J&J Execs to Be Grilled Over Recall

J&J recalled Children's Tylenol, Infant's Tylenol, Children's Motrin, Children's Zyrtec and Children's Benadryl
J&J recalled Children's Tylenol, Infant's Tylenol, Children's Motrin, Children's Zyrtec and Children's Benadryl

It's been nearly a month since Johnson & Johnson (JNJ) issued the largest recall of children's medicine in the history of the U.S. Food and Drug Administration, and the fallout may be just beginning.

Documents obtained by DailyFinance ahead of a House of Representatives committee hearing on the recall show lawmakers are concerned about the way J&J and FDA handled the recall and events leading up to it.

The Committee on Oversight and Government Reform "finds all the facts surrounding the recall particularly troubling," a spokesperson told DailyFinance.

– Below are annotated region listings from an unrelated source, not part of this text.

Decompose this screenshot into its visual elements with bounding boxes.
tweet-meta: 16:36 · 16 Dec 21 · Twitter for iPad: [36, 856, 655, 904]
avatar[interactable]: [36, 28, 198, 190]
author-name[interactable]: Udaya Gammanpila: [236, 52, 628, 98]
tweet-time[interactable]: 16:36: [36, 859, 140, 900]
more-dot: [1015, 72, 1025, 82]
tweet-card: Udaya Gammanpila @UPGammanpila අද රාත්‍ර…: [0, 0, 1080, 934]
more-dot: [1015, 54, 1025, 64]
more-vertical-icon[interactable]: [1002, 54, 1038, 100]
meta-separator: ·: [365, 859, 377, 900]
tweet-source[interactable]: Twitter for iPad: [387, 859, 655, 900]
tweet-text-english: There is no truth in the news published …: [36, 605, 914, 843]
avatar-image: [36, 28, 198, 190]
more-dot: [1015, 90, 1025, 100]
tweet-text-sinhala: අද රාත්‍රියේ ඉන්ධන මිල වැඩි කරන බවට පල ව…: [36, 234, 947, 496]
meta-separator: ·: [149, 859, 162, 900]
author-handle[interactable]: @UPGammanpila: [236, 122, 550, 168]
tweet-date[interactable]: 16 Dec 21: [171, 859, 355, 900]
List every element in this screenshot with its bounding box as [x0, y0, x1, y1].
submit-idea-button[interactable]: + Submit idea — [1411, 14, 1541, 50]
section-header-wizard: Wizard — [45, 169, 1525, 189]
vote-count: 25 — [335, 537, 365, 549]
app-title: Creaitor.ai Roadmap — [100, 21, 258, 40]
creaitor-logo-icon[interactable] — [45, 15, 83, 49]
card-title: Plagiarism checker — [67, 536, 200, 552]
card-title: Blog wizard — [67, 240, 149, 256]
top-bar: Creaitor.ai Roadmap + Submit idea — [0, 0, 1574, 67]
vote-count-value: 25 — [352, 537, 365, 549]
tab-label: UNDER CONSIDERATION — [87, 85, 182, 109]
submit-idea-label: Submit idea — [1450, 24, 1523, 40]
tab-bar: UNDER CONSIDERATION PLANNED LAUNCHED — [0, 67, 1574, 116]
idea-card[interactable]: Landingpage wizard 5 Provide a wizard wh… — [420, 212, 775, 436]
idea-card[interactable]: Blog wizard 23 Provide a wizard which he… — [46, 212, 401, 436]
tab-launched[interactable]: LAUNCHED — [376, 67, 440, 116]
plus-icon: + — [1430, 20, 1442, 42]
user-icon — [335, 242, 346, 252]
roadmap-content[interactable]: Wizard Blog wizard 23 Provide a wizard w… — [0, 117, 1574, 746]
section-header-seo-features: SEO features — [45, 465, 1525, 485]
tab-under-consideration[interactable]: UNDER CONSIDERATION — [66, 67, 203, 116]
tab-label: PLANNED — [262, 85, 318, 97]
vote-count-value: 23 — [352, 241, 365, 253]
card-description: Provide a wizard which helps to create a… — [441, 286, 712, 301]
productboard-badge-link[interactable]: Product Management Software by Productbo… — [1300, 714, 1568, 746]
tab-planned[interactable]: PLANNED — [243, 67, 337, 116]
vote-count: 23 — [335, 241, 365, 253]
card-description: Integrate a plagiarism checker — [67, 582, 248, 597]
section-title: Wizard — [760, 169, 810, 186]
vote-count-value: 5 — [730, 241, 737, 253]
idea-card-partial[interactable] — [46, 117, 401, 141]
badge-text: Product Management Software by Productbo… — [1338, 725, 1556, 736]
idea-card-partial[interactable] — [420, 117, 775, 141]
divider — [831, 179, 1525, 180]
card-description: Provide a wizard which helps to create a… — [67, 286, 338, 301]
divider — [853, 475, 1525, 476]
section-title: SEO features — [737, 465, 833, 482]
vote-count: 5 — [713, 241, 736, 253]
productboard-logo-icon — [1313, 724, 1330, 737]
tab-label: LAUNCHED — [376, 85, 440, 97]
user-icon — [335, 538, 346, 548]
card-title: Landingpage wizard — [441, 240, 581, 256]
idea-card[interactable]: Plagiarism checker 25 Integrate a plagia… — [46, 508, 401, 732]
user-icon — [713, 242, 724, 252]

Recalled Products Represent 70% of Market

The hearing, set for May 27, will examine the circumstances surrounding the recall started April 30 by J&J's McNeil Consumer Healthcare unit of over 40 varieties of over-the-counter medicines. The Committee estimates the recalled products represent 70% of the market, including popular brands such as Children's Tylenol, Infant's Tylenol, Children's Motrin, Children's Zyrtec and Children's Benadryl.

This was the third major recall made by McNeil in the last eight months over quality problems. The FDA had inspected the plant and uncovered what some called "shocking" problems surrounding the quality, purity and potency of these products. Production at the plant has since been suspended.

The hearing is likely to focus in part on who knew what and when. The problems go as far back as April 2008, when McNeil started receiving complaints about odors in its products. It started investigating in August of that year, but the FDA found that to be "unjustifiably delayed and terminated prematurely."

J&J Failed to Address Issues

Not only that, but J&J failed to share some of the issues and investigation results with the FDA. The agency expressed its concerns to the company, which weren't always addressed. It said in its January 2010 warning letter to J&J that "Neither upper management at J&J nor at McNeil Consumer Healthcare assured timely investigation and resolution of these issues."

When the FDA finally inspected the plant in April 2010, it found that McNeil didn't properly test its products, didn't properly train its employees, failed to maintain equipment and lacked other important quality controls. The FDA also found that McNeil failed to sufficiently investigate problems in its manufacturing and drugs. The most alarming findings were that McNeil products had the potential to be super potent, and to be contaminated with bacteria and particulate matter.

There may be questions about FDA conduct as well. The agency has known about the problem at least since last September, and the Committee will want to hear what steps it took once it found out the products were contaminated, the Committee spokesperson said.

Deaths and Other Adverse Events

According to the FDA, 775 adverse events were reported for the recalled products, including 30 deaths, from Jan. 1, 2008, through April 30, 2010 -- and there have been several hundred additional adverse events, including seven deaths, since then. None of that shows a spike or a pattern, the FDA says.

The Chairman and other members of the committee have gone through internal documents of J&J and the FDA and will no doubt grill the witnesses. Meanwhile, Senator Tom Harkin (D-Iowa), chairman of the U.S. Senate's health committee, sent a letter to the FDA late Monday, asking the agency's commissioner for more information on the nationwide recall.

And the FDA is now getting tougher as well, calling for further inspections and an outside audit of McNeil Consumer Healthcare. On Monday, the FDA fined Genzyme (GENZ) $175 million for manufacturing defaults. So while J&J shares haven't reacted much to the recall, the recent fine to Genzyme as well as the investigations by Congress mark a time of uncertainty for Johnson & Johnson.